CORS blocks API requests from frontend to backend app with internal ingress.

[tgram-3D]

Please provide us with the following information:

This issue is a: (mark with an x)

• [x] bug report -> please search issues before submitting
• [ ] documentation issue or request
• [ ] regression (a behavior that used to work and stopped in a new release)

Issue description

I have a frontend and backend container in my containerapps environment, frontend is React-TS built with Vite & served with nginx, and backend API is Python/FastAPI. The app works fine when ingress is set to external on the backend - I have the CORS origin set for the frontend fqdn in ACA CORS and FastAPI CORS Middleware - but when I flip ingress to internal, which should still work according to the ACA examples, I get:

Access to XMLHttpRequest at 'https://backend.{randomname}-{id}.centralus.azurecontainerapps.io/api/' from origin 'https://frontend.{randomname}-{id}.centralus.azurecontainerapps.io' has been blocked by CORS policy: No 'Access-Control-Allow-Origin' header is present on the requested resource.

I tried it with setting allowed CORS origins to all in ACA and got the same error. I also tried just using the app name for the requests e.g. https://backend and got same error. I certainly could be missing something but I'm not sure what, and this seemed odd enough to submit an issue since everything works just fine with external ingress.

Steps to reproduce

1. Change ingress to internal on backend containerapp

Expected behavior [Frontend app in the same environment can send requests to backend app with internal ingress without CORS origin error. CORS config works fine when ingress is set to external on backend app]

Actual behavior [CORS origin error. See above]

[tgram-3D]

I figured it out, I think. Misunderstood internal ingress apparently, assuming this is accurate: https://stackoverflow.com/questions/75949766/azure-container-apps-cors-issue.

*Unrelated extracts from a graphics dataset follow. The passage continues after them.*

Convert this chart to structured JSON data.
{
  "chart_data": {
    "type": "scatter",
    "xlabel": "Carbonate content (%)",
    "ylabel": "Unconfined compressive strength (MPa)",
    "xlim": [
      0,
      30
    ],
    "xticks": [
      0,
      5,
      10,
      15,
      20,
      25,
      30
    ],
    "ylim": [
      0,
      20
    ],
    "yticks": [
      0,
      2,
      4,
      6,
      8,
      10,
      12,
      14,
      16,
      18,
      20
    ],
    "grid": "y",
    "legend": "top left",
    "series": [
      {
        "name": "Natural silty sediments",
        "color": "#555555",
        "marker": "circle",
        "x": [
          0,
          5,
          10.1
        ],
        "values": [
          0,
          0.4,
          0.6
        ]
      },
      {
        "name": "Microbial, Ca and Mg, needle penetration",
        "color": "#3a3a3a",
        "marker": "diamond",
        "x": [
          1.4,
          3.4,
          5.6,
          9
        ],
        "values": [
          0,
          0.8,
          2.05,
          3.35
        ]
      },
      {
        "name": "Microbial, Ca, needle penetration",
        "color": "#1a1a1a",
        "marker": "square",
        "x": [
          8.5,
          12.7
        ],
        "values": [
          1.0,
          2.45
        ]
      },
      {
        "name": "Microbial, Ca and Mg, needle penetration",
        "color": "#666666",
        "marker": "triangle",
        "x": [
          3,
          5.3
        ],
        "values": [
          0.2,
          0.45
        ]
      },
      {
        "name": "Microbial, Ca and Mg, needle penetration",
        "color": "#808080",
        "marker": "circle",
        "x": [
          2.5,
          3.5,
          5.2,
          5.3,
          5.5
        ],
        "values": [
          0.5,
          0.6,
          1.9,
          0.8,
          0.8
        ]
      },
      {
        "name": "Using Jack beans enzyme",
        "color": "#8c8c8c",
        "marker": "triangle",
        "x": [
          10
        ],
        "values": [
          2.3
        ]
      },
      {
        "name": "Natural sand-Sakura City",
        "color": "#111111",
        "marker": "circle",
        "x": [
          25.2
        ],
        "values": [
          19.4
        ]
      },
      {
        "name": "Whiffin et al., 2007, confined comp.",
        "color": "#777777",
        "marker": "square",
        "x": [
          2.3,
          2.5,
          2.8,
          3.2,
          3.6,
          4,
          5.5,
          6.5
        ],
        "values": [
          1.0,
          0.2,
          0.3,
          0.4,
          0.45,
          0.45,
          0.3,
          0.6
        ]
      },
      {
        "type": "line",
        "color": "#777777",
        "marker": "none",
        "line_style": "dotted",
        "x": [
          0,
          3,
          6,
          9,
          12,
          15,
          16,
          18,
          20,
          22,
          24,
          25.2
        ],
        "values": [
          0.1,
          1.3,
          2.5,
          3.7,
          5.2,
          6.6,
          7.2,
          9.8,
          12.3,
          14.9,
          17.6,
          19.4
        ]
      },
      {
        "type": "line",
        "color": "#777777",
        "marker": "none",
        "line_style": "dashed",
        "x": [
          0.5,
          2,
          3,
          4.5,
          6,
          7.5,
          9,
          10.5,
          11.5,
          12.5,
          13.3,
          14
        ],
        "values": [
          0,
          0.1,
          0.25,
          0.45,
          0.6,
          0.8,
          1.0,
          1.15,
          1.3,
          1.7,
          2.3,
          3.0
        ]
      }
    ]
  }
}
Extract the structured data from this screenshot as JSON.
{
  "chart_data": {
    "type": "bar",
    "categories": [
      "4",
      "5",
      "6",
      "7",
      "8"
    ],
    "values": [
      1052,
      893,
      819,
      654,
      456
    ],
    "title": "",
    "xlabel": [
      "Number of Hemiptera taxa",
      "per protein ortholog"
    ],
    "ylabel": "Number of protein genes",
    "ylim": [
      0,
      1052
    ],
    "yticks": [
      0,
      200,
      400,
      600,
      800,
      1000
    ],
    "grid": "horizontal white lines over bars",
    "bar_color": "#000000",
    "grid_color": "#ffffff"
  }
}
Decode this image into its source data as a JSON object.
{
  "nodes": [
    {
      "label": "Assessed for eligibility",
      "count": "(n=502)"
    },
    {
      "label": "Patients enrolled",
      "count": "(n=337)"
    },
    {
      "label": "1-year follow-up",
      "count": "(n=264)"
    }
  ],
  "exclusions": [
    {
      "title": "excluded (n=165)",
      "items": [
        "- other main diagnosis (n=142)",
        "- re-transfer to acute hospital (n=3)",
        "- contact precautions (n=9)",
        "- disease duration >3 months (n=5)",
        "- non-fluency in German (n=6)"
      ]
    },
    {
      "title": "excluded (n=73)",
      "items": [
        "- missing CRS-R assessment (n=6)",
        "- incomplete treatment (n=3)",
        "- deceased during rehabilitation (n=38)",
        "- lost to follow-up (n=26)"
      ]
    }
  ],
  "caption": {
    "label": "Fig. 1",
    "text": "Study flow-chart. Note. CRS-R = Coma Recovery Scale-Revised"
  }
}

I guess to do this sort of thing you need a proxy to forward the requests, which seems like is what's going on here with the express server:

https://github.com/Azure-Samples/container-apps-connect-multiple-apps/tree/main/with-fqdn

[anthonychu]

Proxying both the frontend and backend through a single domain is one way to get around CORS. You can also enable external ingress on both the frontend and backend apps, then enable CORS on the backend app.

[microsoft-github-policy-service[bot]]

This issue has been automatically marked as stale because it has been marked as requiring author feedback but has not had any activity for 4 days. It will be closed if no further activity occurs within 3 days of this comment.